Александра Андреевна, вторая дочь его, была девушка образованная, большеглазая и голосистая. Незадолго перед смертью отца она окончила Училище Женских Сирот, где обучалась риторике, арифметике, географии, литературе и языкам. Литературу в старшем классе читал Плетнев, тот, кому Пушкин посвятил «Онегина». При выпуске и он, и ученицы его плакали. День выпуска из училища был днем слез, волнений и надежд: играли на арфах, пели хором «Прощание» и молитвы, дарили друг другу сувениры…
Когда Илья Петрович Чайковский посватался к девице Ассиер, ему было сорок лет. Он был младшим сыном — двадцатым по счету ребенком — Петра Федоровича Чайковского, городничего Вятской губернии, приписанного к дворянству в самом начале прошлого века. В 1833 году Илья Петрович был уже вдов, с дочерью Зинаидой на руках. Воспитывался он в Горном кадетском корпусе, а затем был зачислен на службу, по департаменту горных и соляных дел, — в чине сперва шихтмейстера, потом берггешворена, гиттенфервальтера, маркшейдера, обергиттенфервальтера и, наконец, обер-бергмейстера. В чинах он, однако, не слишком преуспел и карьеры блестящей не сделал. Ум и способности заменялись в нем добросовестностью и благодушием.
Александра Андреевна ни знатностью, ни богатством прельстить его не могла, он женился на ней по любви. Она была стройна, моложе его почти что двадцатью годами, руки ее были удиви-тельно хороши; она с чувством умела петь модные романсы. Впрочем, к музыке, как и к наукам, Илья Петрович был вполне равнодушен и рано забросил флейту, на которой играл в юности.
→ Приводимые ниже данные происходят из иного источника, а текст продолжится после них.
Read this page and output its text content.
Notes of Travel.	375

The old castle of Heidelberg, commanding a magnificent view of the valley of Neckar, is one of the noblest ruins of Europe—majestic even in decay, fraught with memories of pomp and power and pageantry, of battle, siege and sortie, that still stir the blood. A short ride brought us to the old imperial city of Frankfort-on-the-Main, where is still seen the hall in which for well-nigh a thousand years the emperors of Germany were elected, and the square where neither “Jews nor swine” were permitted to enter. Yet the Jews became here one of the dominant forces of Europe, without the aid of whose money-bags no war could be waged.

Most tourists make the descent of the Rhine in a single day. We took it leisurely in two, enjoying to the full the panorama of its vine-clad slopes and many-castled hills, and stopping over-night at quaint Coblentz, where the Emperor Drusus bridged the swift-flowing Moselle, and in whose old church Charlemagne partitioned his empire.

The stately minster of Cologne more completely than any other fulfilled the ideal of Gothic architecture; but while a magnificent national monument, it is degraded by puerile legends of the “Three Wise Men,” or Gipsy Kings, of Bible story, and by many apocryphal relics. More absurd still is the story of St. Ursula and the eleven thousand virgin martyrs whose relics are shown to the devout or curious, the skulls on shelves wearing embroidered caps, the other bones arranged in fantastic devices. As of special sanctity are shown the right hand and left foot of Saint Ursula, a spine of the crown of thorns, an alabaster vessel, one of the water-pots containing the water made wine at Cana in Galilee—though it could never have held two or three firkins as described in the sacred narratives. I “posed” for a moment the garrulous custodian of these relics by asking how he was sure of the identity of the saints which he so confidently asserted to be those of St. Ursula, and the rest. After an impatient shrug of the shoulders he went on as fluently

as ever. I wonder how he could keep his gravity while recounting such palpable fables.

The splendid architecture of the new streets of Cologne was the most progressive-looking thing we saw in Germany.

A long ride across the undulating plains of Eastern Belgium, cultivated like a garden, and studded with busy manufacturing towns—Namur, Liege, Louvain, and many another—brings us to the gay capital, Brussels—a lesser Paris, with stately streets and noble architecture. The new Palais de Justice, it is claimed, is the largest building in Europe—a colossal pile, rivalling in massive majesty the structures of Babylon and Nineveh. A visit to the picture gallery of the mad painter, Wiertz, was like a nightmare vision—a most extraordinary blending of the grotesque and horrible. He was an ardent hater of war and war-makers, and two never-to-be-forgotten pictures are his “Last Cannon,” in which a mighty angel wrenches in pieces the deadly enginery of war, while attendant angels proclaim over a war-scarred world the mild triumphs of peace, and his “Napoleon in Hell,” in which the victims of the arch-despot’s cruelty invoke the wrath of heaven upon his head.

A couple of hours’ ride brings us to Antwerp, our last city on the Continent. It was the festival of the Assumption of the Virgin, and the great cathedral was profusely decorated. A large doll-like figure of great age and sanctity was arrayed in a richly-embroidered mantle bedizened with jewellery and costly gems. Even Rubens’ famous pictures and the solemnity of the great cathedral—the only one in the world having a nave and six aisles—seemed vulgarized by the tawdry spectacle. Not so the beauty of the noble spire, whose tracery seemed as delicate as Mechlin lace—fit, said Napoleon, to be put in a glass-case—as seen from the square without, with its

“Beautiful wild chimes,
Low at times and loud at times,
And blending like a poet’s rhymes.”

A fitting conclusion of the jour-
Дети пошли с третьего года. Первая девочка умерла еще в Петербурге. В 1837 году Илья Петрович неожиданно получил назначение: начальником Камско-Воткинского завода, на Урале. Определив Зинаиду в институт, он с женой отправился к месту своей службы и там оказался неограниченным властелином огромного, по тем временам, завода, обладателем большого комфортабельного дома, толпы прислуги, собственного войска в виде сотни казаков, маленького «двора» из местного дворянства, служившего на заводе. Стали жить гостеприимно, спокойно, откладывая про черный день; принимали у себя столичную молодежь, приезжавшую на практику, англичан-инженеров, осевших здесь совсем недавно. Семья росла: в 1838 году родился Николай, спустя два года — Петр (25 апреля), за ним — Александра и Ипполит; прибыли из Петербурга в помощь Александре Андреевне старушка-тетушка и племянница старая девица. Дом населился, большой, теплый, уютный дом в Сарапульском уезде, вблизи огромного пруда, окруженный заводскими, казенными строениями; завод был сталелитейным, железоделательным, строились на нем суда, земледельческие орудия и даже — в последние годы — паровозы; отливались сталь, чугун, медь, делались рельсы и цистерны. Кама была в двенадцати верстах.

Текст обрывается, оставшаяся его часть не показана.